On 19.02.2018 16:40, Collin L. Walling wrote:
> On 02/17/2018 02:48 AM, Thomas Huth wrote:
>> On 16.02.2018 23:07, Collin L. Walling wrote:
>> [...]
>>> +/**
>>> + * uitoa:
>>> + * @num: an integer (base 10) to be converted.
>>> + * @str: a pointer to a string to store the conversion.
>>> + * @len: the length of the passed string.
>>> + *
>>> + * Given an integer @num, convert it to a string. The string @str
>>> must be
>>> + * allocated beforehand. The resulting string will be null
>>> terminated and
>>> + * returned.
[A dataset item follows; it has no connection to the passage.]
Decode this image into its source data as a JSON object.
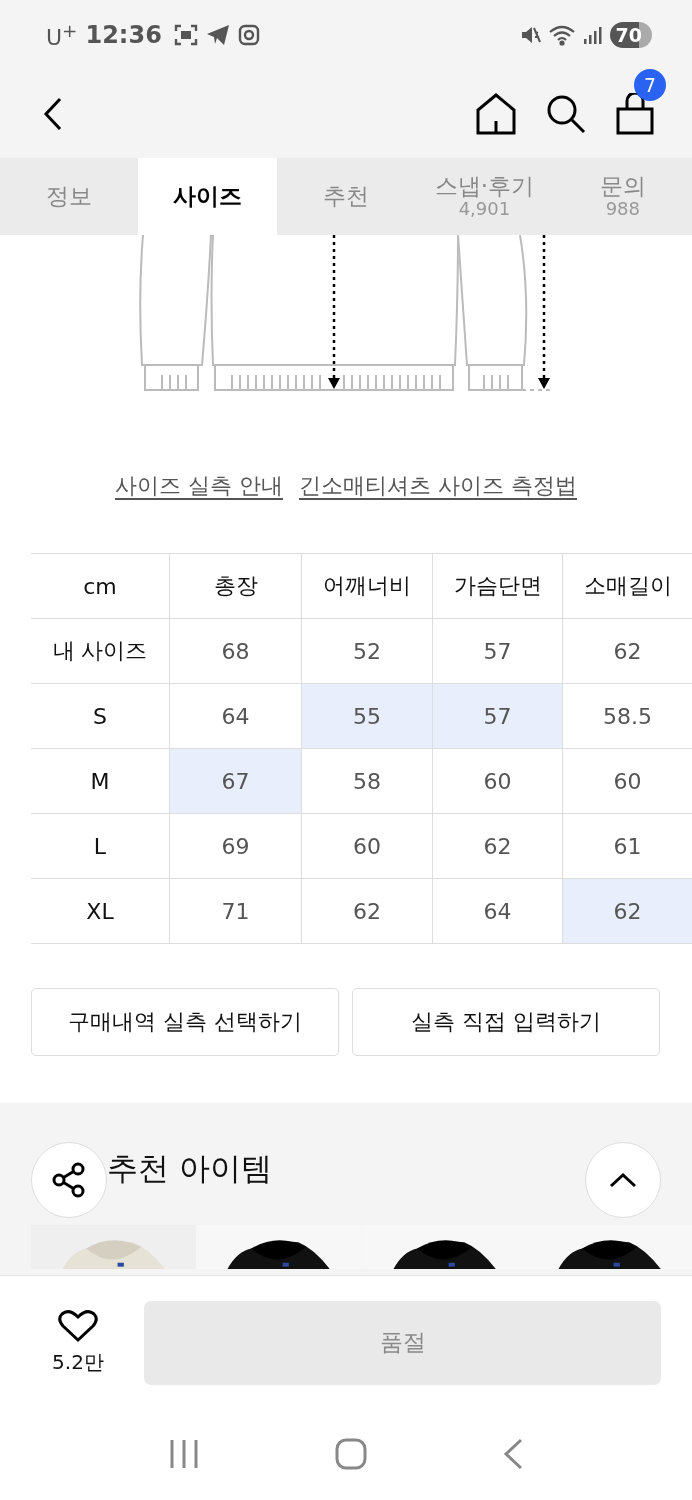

This function only handles numbers between 0 and
>>> UINT64_MAX
>>> + * inclusive.
>>> + *
>>> + * Returns: the string @str of the converted integer @num
>>> + */
>>> +char *uitoa(uint64_t num, char *str, size_t len)
>>> +{
>>> +    size_t num_idx = 0;
>>> +    uint64_t tmp = num;
>>> +
>>> +    IPL_assert(str != NULL, "uitoa: no space allocated to store
>>> string");
>>> +
>>> +    /* Get index to ones place */
>>> +    while ((tmp /= 10) != 0) {
>>> +        num_idx++;
>>> +    }
>>> +
>>> +    /* Check if we have enough space for num and null */
>>> +    IPL_assert(len > num_idx, "uitoa: array too small for conversion");
>> Well, in v5 of this patch you've had "len >= num_idx + 1" where we
>> agreed that it was wrong. Now you have "len > num_idx" which is pretty
>> much the same. WTF?
>> I still think you need "len > num_idx + 1" here to properly take the
>> trailing NUL-byte into account properly. Please fix it!
>>
>>   Thomas
>>
> You're correct, and my apologies for not correcting the true problem here:
> I messed up the value of num_idx.  It is off by one, but initializing the
> value to 1 instead of 0 should fix this. I must've accounted for this in
> my test file but forgot to update it in the actual source code.

Are you sure that initializing it to 1 is right? Unless you also change
the final while loop in this function, this will put the character into
the wrong location ("str[num_idx] = num % 10 + '0';"). Imagine a number
that only consists of one digit ... the digit will be placed in str[1]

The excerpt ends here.